首相秘書官であった柳瀬唯夫氏は2015年4月2日に加計学園関係者と首相官邸で面会したことについて「記憶による限り面会していない」との発言を繰り返してきたが、柳瀬氏が首相官邸で面会していた事実を示す証拠が相次いで明らかにされている。
野党が麻生太郎氏の辞任を求め、柳瀬唯夫氏の証人喚問を求めることは正当である。
国会の多数議席を占有しているからといって、不当な主張を押し通してよいわけではない。
それが議会運営を担う者の、最低限の良識というものである。
自民党の対応は、不正なものを数の力で押し切ろうとするものであり、議会政治を冒涜するものであると言わざるを得ない。
その根底にあるものは、主権者国民に対する侮蔑である。
「横車を押す」という言葉があるが、数の力で横暴な振る舞いを続けていても、国民は時間がたてば忘れてしまうと見くびっているのだと判断できる。
主権者国民に対する、こうした侮蔑、侮辱が安倍自公政権の判断の根底にある。
日本の主権者国民は、安倍政権が主権者に対して侮辱の行動を示していることをはっきりと認識するべきである。
国会では、野党が欠席するなかで審議が強行されている。
NHKが国会審議を中継するなら、野党に配分された時間が空費される場面を、そのまま中継するべきだ。
与党が勝手に国会を開いて、野党不在のまま、審議を強行している事実を国民にそのまま伝えるのがメディアの役割である。
野党の反対を押し切って国会審議を強行する与党の姿を、事実のままに報道し、主権者が事実に基づいて判断できる情報を提供するべきである。

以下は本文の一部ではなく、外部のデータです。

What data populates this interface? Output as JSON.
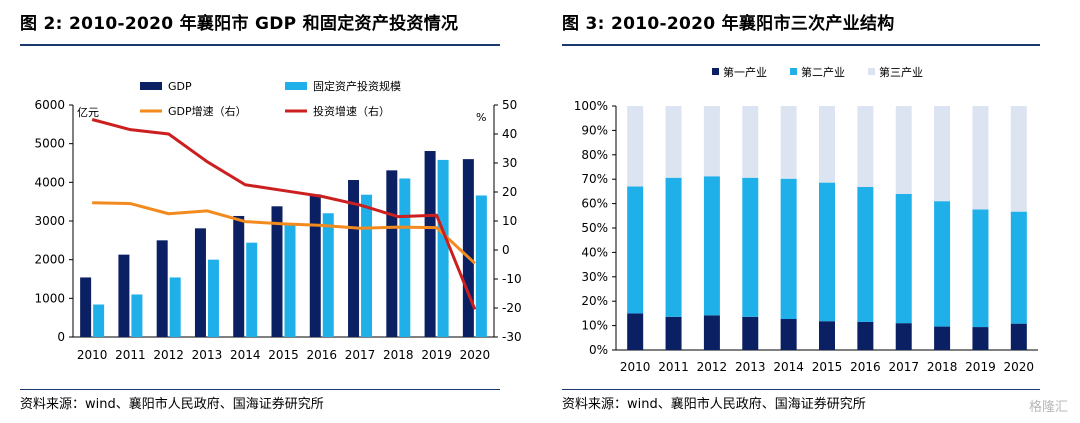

野党は麻生財務相の罷免と柳瀬唯夫氏の証人喚問を求めている。
自公がこの正当な要求に対して誠意ある姿勢を示さないから野党は審議に応じられないとの姿勢を示している。
主権者の多数は野党の対応に賛辞を送っている。
これに対して、与党と与党支持者は、「審議に応じない野党が悪い」との言説を懸命に流布しているのである。
しかし、冷静に考えれば誰が間違っているのかは誰にでもわかる。
加計学園疑惑は安倍首相がお友達の加計孝太郎氏の意向を国政に不正に反映させたものであり、原始的な政治腐敗事案そのものである。
森友学園事案もまったく同じ図式である。
こうした重大な政治腐敗、政治私物化事案について、野党が適正な説明責任を求めているのに、安倍政権与党が真摯な姿勢を完全に放棄しているのだ。
安倍政権は連休前に国会審議を強行し、「働かせ改悪法案」の国会提出を強行しようとしている。
行き着く先に見えるのは、「定額残業させ放題プラン法案」や「過労死促進法案」の強行制定である。
政治を私物化し、政治腐敗を繰り返す安倍政権の暴走を、このまま放置してよいのかという問題が国民の前に突きつけられている。
安倍政権は国民の声を無視して暴走を続けても、やがて国民は忘れてしまうと高を括っている。
このような姿勢を許すのかどうかの最終判断を担うのは主権者国民である。
森山裕国対委員長は「衆院解散」をほのめかすが、これによって野党がひるむと判断しているのだ。
衆議院の解散そのものが権力の濫用そのものであるが、安倍首相が権力濫用に突き進むなら、主権者国民はこの暴走を正面から受け止めるべきである。
次の衆院総選挙で暴走する安倍政権を断罪するのみだ。
解散総選挙は、腐敗した安倍政治を抹消する貴重な機会を提供することになる。
横暴な政治を繰り広げて解散に進むなら、主権者国民はこの横暴な行動に対して、毅然とした姿勢で受けて立つべきだ。
日本社会を破壊させる安倍政治を根底から払拭することこそ、いま何よりも求められていることだ。